The name Kalahari is derived from the Tswana language; kgala means ‘the great thirst’, and kgalagadi means ‘a waterless place’. The Kalahari is a place of extremes. The summer sun beats down on the vivid orange dotted with camel-thorn trees and grasses at temperatures as high as 46°C, while freezing winter nights can drop below -12°C. Rainfall is so erratic that in some years it receives very little while in others it is drenched. Quickly absorbed by the sand, the rain gives life to an abundance of edible grasses, shrubs and trees that in good seasons cover the landscape in a multicoloured patchwork of pale gold grasses and vibrant flowering plants.
Surviving here requires finely tuned physiological and behavioural adaptations, honed over millions of years of evolution. Plants and animals have become savannah specialists, and the area is highly biodiverse and home to many unique species. There are 85 mammal (including aardvark, black rhino, and pangolin) and over 264 bird species at Tswalu, as well as many varieties of reptiles, insects, and butterflies.
The Kalahari is regarded as one of Africa’s last wilderness areas and one of the largest relatively undisturbed arid savannas in Africa.
Research
Tswalu means ‘a new beginning’ in Tswana, capturing the Oppenheimers’ vision to ‘restore the Kalahari to itself’. Research at Tswalu is guided by the Tswalu Foundation, spurred on by the need to generate targeted, tangible research to inform sustainable conservation decisions on the reserve.
The Foundation actively encourages applied research that in turn can lead to best practice for ecological management.
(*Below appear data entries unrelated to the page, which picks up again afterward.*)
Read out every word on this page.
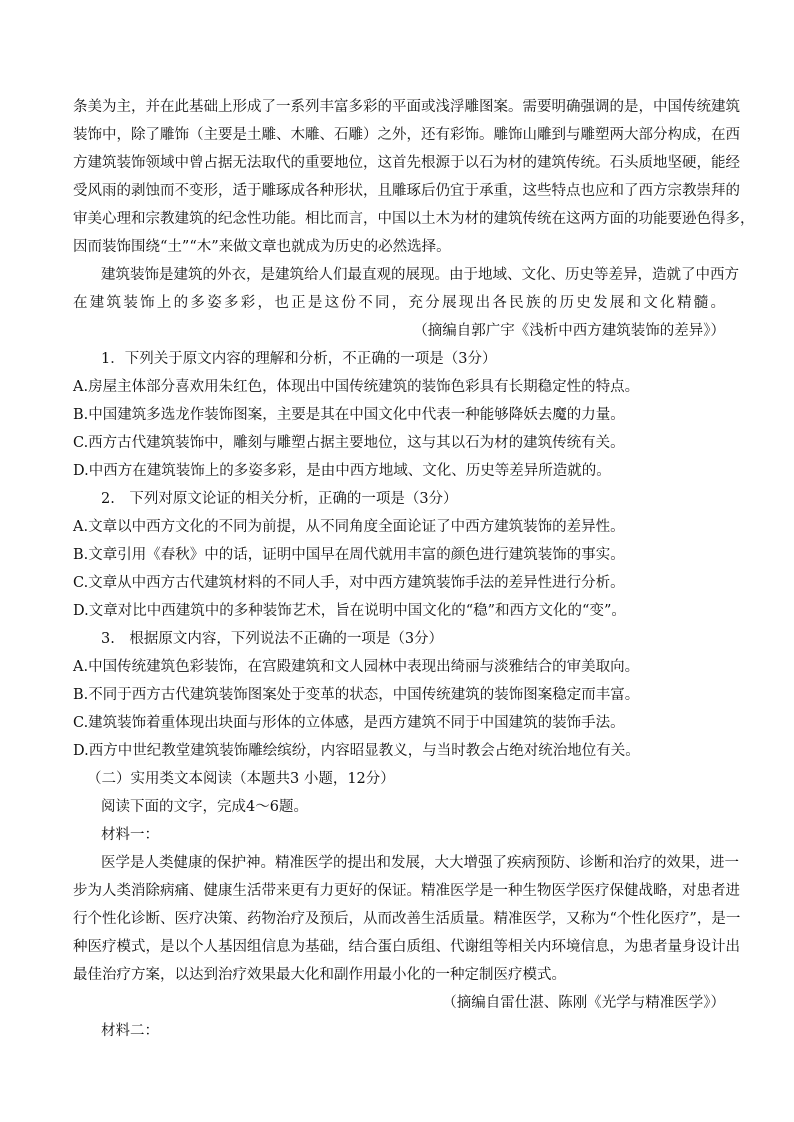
条美为主，并在此基础上形成了一系列丰富多彩的平面或浅浮雕图案。需要明确强调的是，中国传统建筑
装饰中，除了雕饰（主要是土雕、木雕、石雕）之外，还有彩饰。雕饰山雕到与雕塑两大部分构成，在西
方建筑装饰领域中曾占据无法取代的重要地位，这首先根源于以石为材的建筑传统。石头质地坚硬，能经
受风雨的剥蚀而不变形，适于雕琢成各种形状，且雕琢后仍宜于承重，这些特点也应和了西方宗教崇拜的
审美心理和宗教建筑的纪念性功能。相比而言，中国以土木为材的建筑传统在这两方面的功能要逊色得多，
因而装饰围绕“土”“木”来做文章也就成为历史的必然选择。
建筑装饰是建筑的外衣，是建筑给人们最直观的展现。由于地域、文化、历史等差异，造就了中西方
在建筑装饰上的多姿多彩，也正是这份不同，充分展现出各民族的历史发展和文化精髓。
（摘编自郭广宇《浅析中西方建筑装饰的差异》）
1．下列关于原文内容的理解和分析，不正确的一项是（3分）
A.房屋主体部分喜欢用朱红色，体现出中国传统建筑的装饰色彩具有长期稳定性的特点。
B.中国建筑多选龙作装饰图案，主要是其在中国文化中代表一种能够降妖去魔的力量。
C.西方古代建筑装饰中，雕刻与雕塑占据主要地位，这与其以石为材的建筑传统有关。
D.中西方在建筑装饰上的多姿多彩，是由中西方地域、文化、历史等差异所造就的。
2.　下列对原文论证的相关分析，正确的一项是（3分）
A.文章以中西方文化的不同为前提，从不同角度全面论证了中西方建筑装饰的差异性。
B.文章引用《春秋》中的话，证明中国早在周代就用丰富的颜色进行建筑装饰的事实。
C.文章从中西方古代建筑材料的不同人手，对中西方建筑装饰手法的差异性进行分析。
D.文章对比中西建筑中的多种装饰艺术，旨在说明中国文化的“稳”和西方文化的“变”。
3.　根据原文内容，下列说法不正确的一项是（3分）
A.中国传统建筑色彩装饰，在宫殿建筑和文人园林中表现出绮丽与淡雅结合的审美取向。
B.不同于西方古代建筑装饰图案处于变革的状态，中国传统建筑的装饰图案稳定而丰富。
C.建筑装饰着重体现出块面与形体的立体感，是西方建筑不同于中国建筑的装饰手法。
D.西方中世纪教堂建筑装饰雕绘缤纷，内容昭显教义，与当时教会占绝对统治地位有关。
（二）实用类文本阅读（本题共3 小题，12分）
阅读下面的文字，完成4～6题。
材料一：
医学是人类健康的保护神。精准医学的提出和发展，大大增强了疾病预防、诊断和治疗的效果，进一
步为人类消除病痛、健康生活带来更有力更好的保证。精准医学是一种生物医学医疗保健战略，对患者进
行个性化诊断、医疗决策、药物治疗及预后，从而改善生活质量。精准医学，又称为“个性化医疗”，是一
种医疗模式，是以个人基因组信息为基础，结合蛋白质组、代谢组等相关内环境信息，为患者量身设计出
最佳治疗方案，以达到治疗效果最大化和副作用最小化的一种定制医疗模式。
（摘编自雷仕湛、陈刚《光学与精准医学》）
材料二：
Research projects fall under at least one of three core themes – Conservation Biology, Climate Change and Anthropogenic Factors.
Current research topics at Tswalu include meerkat habituation, cape cobra thermal ecology, sociable weavers, pangolin ecology and physiology, butterfly and vegetation monitoring, tourism management and predator-prey relationships. The Kalahari Endangered Ecosystem Project (KEEP) operates at Tswalu, with a specific interest in examining the effects of climate change on the Kalahari at different trophic levels. As the ancestral home of the San people, the Kalahari is a site of significant cultural heritage; stone tools, petroglyphs, and cupules are the bedrock of archaeological research at Tswalu.
Artist in Residence Programme
The Tswalu Foundation Artist in Residence Programme (AiR) invites an artist for a three to six months stay at Tswalu in the Dedeben Research Centre and depict the Kalahari landscape through their craft. Artist selection is led by Mark Read and the team at the Everard Read Gallery in Johannesburg.
Find out more about the Tswalu Foundation at tswalu.com.
Landscape: Semi-arid savanna
Key research areas: Climate change, animal physiology, archaeology, predator-prey relationships, tourism.
Researcher accommodation: On-site for up to 21 researchers at the Dedeben Research Centre.
Lab facilities: Small laboratory with microscope.